Is Jan de Bont the most ’90s director in American cinema? There are movie stars who feel very much a product of a particular decade, even if they started earlier or continued to work on less high-profile projects later. But due to the nature of how movies make demands on directors’ time, it’s relatively rare to come across a filmmaker so clearly rooted in a single ten-year period. Either they have a single, unequaled breakout that’s more year than era, or their career extends beyond the cycle of a decade. De Bont, however, has a filmography so finely tuned to the 1990s that it feels almost calculated.
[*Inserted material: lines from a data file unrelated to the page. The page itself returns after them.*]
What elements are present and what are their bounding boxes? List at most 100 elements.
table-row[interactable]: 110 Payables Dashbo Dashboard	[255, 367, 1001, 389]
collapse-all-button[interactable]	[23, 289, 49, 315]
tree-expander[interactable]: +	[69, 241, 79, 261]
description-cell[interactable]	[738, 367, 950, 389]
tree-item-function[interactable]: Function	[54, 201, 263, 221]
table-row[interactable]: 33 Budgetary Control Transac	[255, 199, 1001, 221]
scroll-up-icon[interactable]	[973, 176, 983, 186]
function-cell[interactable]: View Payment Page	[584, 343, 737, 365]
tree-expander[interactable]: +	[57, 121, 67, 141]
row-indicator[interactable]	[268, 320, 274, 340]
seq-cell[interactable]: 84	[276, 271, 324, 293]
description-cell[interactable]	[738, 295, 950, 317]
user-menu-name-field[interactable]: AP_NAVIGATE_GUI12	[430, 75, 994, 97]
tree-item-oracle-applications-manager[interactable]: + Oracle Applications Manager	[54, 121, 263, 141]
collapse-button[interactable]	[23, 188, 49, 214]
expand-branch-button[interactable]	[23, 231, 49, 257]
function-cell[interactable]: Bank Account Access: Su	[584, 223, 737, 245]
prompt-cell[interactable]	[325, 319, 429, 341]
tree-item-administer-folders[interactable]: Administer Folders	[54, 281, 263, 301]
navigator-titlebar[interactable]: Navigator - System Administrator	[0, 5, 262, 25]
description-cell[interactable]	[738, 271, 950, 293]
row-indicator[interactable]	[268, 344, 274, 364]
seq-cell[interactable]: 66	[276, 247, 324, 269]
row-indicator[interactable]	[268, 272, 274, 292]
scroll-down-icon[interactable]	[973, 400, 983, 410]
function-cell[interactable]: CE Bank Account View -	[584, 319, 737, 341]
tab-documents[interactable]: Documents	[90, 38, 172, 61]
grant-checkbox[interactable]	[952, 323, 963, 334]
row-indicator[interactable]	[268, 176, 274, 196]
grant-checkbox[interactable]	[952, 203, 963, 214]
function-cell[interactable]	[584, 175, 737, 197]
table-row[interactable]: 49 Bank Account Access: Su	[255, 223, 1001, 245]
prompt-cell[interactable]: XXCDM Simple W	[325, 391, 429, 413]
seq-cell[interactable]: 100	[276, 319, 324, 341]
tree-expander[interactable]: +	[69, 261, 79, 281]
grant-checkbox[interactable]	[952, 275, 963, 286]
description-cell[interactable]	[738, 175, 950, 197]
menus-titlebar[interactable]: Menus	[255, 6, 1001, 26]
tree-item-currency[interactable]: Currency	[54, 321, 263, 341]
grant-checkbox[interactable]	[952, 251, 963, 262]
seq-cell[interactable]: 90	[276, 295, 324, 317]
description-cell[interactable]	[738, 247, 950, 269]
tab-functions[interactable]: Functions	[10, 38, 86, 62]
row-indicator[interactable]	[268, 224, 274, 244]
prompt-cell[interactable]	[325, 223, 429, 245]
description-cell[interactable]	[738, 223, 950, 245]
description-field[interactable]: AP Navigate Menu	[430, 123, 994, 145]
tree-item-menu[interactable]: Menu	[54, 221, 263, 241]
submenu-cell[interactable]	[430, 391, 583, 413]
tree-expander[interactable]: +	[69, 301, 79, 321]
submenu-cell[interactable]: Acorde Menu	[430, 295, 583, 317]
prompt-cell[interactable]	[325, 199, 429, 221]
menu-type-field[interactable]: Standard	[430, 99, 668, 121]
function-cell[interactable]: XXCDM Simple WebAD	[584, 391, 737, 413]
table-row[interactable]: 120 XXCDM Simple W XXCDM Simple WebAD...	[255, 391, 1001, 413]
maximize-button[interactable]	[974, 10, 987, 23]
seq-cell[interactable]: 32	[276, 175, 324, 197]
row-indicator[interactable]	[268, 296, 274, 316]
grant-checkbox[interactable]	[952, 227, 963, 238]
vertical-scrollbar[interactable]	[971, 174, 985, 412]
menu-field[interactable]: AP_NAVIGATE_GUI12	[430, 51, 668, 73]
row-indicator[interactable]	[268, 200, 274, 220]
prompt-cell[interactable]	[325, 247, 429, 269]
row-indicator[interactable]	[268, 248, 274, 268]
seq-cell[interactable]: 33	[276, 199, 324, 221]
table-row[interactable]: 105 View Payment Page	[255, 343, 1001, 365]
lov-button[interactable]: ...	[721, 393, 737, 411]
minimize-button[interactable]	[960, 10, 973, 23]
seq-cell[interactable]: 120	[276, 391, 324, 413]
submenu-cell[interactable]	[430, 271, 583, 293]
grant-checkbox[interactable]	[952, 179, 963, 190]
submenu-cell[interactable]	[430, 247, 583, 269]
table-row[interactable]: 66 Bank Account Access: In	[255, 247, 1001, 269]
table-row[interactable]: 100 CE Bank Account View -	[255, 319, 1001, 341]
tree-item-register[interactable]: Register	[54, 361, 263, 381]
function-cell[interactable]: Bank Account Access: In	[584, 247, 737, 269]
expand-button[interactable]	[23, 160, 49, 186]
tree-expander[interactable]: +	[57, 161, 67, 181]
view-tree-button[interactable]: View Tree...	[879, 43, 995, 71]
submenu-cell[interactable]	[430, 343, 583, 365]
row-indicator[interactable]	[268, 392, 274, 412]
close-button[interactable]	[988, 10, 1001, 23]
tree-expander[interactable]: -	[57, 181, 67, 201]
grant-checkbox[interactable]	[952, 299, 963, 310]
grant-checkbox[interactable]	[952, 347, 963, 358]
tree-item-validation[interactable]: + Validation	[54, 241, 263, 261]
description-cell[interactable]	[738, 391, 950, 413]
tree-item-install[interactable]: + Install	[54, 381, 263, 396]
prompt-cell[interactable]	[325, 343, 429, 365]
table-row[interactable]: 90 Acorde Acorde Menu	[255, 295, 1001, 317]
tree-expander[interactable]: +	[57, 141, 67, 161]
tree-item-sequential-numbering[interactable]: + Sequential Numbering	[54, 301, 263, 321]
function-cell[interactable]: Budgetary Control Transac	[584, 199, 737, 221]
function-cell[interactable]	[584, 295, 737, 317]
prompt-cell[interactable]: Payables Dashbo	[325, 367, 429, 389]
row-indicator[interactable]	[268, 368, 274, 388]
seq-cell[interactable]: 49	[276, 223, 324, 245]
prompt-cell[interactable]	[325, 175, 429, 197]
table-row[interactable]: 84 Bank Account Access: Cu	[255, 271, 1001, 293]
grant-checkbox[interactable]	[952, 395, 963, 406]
Jan de Bont came up as a cinematographer, working on dawn-of-the-’90s action pictures like Die Hard (ahead of its time in 1988) and The Hunt for Red October, plus Black Rain for Ridley Scott and Basic Instinct for Paul Verhoeven. Then he made his feature directorial debut with Speed, the perfect choice for the latest-and-greatest Die Hard-on-a-whatever knockoff, and followed it up with Twister, ushering in a new era of CG-augmented disaster pictures. He then hit a stumbling block with Speed 2 before directing the 1999 remake of The Haunting and the 2003 Tomb Raider sequel. Then he more or less bowed out of the industry – no more cinematographer or directing credits over the past 21 years.
Despite four big-budget studio movies to his name, it’s difficult to zero in on a distinct de Bont style, not least because that involves remembering anything about Lara Croft: Tomb Raider – The Cradle of Life. (It’s the more respectable Indiana Jones rip-off of the two Angelina Jolie/Lara Croft movies, and therefore the less fun one, though Roger Ebert was a fan.) But Speed and Twister both feel like a particular moment in the history of summer movies, one commemorated this summer by a thirtieth anniversary for the former and a sorta-legacy sequel for the latter.
Speed may yet inspire a return of its own; Keanu Reeves and Sandra Bullock are arguably more popular now than they were back in 1994, and its recent birthday inspired a flood of appreciation for its status as a genre classic. To tell the story of a classic struggle between man and bomb on bus that explodes if bus goes under 50 miles per hour, De Bont’s direction combines slickness and velocity. It’s a more classically assembled than the music-video style of Tony Scott or Michael Bay, whose Bad Boys came out less than a year later with a soundalike score by the same composer, forever linking the two series despite a relative lack of common ground. Yet Speed also moves like a rocket – it’s a Die Hard riff that does another mini Die Hard riff as its exposition! Some of that is down to an unusually tight action-movie screenplay from Graham Yost. But de Bont gives the movie a sleekness that even the proper Die Hard movies are missing – largely by design, given their rough-and-tumble regular-cop hero, compared to Speed’s aerodynamic supercop. But it still felt like a breakthrough in American action-movie style, rather than a cynical amp-up. Or maybe it was more of an apex – for the proper 1990s, at least. (Reeves was at the forefront of another change at the decade’s close with The Matrix.)